The vent grille clattered to the ground and the four duct-rats, one after another, slid into the tunnel with Elsie in the lead. She paused a moment, collecting her thoughts. “Straight on,” she said. “It branches in a little ways.”

They scuttled down the short passage, listening to the reverberant sounds of explosions somewhere far below them. Elsie thought they sounded like they were getting closer. She’d been disturbed by an exchange between Jacques and Nico, just before they were leaving for the action: Jacques had suddenly, emboldened by promised success, been very adamant that they achieve the thing they’d long angled for: the complete destruction of Titan Tower. He’d said that they weren’t likely to get this close again. That the time to strike was now, to deal the final blow. Nico’d warned against it, saying it was too rash. Their objective, as they’d promised the Unadoptables, was to simply free the Chief Titan’s hostages, full stop. And that’s how they’d left it, but once the explosions started happening—louder and closer than Elsie imagined they would be—she couldn’t help wondering if that wasn’t the sound of Jacques getting his way.

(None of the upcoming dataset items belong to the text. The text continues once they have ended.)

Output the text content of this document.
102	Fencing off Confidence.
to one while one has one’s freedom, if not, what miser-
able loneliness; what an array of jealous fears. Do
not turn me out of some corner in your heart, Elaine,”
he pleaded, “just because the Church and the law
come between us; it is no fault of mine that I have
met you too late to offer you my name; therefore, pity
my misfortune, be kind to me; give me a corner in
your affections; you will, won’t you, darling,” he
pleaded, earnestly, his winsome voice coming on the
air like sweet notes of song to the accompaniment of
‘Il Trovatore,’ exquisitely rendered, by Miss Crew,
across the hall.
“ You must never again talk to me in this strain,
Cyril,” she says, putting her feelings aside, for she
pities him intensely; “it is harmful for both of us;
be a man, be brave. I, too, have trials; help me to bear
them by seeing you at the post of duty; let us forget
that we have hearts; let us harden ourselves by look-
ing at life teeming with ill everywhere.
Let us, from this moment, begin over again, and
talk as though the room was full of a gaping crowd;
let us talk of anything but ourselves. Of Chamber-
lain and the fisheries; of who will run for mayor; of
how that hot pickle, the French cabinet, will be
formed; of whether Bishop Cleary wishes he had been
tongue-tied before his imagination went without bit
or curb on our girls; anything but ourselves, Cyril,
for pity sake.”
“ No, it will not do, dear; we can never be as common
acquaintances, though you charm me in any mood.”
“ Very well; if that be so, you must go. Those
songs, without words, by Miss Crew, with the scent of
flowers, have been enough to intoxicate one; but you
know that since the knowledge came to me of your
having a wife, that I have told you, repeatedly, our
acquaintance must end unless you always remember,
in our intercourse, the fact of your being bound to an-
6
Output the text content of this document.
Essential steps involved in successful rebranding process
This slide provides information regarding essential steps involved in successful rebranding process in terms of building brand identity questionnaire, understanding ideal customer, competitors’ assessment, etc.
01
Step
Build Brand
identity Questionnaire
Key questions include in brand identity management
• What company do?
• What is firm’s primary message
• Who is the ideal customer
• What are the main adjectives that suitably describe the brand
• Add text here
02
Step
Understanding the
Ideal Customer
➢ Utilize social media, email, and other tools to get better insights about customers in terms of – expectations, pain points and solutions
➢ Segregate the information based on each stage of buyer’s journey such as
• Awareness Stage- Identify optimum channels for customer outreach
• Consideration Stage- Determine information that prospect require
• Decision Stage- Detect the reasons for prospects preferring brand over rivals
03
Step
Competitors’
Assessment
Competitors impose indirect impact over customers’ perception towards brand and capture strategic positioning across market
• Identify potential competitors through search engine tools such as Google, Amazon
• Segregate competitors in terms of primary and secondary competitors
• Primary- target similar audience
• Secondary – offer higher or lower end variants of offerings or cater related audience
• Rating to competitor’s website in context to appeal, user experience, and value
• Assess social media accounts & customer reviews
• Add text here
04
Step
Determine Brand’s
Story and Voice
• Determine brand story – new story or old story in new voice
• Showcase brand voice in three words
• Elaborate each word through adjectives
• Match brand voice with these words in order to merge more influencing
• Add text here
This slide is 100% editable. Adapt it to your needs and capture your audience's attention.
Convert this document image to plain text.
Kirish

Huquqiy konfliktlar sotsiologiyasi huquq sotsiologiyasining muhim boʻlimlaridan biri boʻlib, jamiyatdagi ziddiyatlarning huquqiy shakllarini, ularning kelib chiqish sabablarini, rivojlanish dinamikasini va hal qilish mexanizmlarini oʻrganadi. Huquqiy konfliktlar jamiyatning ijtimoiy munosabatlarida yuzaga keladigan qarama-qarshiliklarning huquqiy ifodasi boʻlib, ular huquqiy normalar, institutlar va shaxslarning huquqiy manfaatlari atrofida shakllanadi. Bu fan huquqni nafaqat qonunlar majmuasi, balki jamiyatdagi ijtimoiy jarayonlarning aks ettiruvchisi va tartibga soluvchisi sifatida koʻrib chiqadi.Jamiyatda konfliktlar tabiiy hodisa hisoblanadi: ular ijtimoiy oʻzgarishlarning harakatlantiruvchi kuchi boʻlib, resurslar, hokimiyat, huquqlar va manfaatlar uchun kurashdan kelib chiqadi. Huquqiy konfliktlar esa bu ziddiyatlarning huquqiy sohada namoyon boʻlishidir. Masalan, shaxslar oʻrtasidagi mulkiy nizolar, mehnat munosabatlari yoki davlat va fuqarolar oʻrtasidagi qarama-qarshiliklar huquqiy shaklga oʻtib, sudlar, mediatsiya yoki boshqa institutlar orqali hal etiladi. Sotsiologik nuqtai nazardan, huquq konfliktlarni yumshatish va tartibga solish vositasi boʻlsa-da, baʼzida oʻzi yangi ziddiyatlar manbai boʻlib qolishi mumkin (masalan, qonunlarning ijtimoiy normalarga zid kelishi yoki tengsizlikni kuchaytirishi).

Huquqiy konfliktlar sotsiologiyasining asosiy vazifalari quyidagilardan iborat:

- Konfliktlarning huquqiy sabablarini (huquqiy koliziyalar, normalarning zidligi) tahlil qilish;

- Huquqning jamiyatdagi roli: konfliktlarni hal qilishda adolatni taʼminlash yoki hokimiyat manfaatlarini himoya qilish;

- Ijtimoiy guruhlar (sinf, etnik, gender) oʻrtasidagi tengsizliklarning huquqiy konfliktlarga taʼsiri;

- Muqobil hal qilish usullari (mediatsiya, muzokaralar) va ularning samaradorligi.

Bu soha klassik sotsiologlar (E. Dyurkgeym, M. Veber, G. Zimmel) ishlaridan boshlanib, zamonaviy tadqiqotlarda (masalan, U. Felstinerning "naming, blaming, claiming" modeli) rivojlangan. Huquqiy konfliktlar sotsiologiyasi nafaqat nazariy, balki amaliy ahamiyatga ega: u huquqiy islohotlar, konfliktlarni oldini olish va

But there was no time to fret: They arrived at a T-intersect; following the blueprint of Elsie’s recollections, the four duct-rats crawled leftward and soon arrived at a vertical duct. One after another, they began their upward climb, spidering themselves against the walls of the duct and inching, ever so carefully, toward a glimmering light some five floors above them.

The elevator climbed; Unthank watched the numbers change in the readout above the door. The chaotic noises of the ground floor: the breaking glass, the howling voices, the sound of a multitude of footsteps running desperately to the scene of the explosion—they all ebbed away until Unthank was alone with his thoughts in the silent space of the elevator car.

“Tra la, tra lee,” he sang to himself. He felt at the small black package in the left-hand pocket of his coat. The thing was still there. He sang again: “Tra loo, tra lee.” The elevator dinged its arrival at the twenty-second floor. He waited cautiously as the doors slid open, revealing an empty hallway.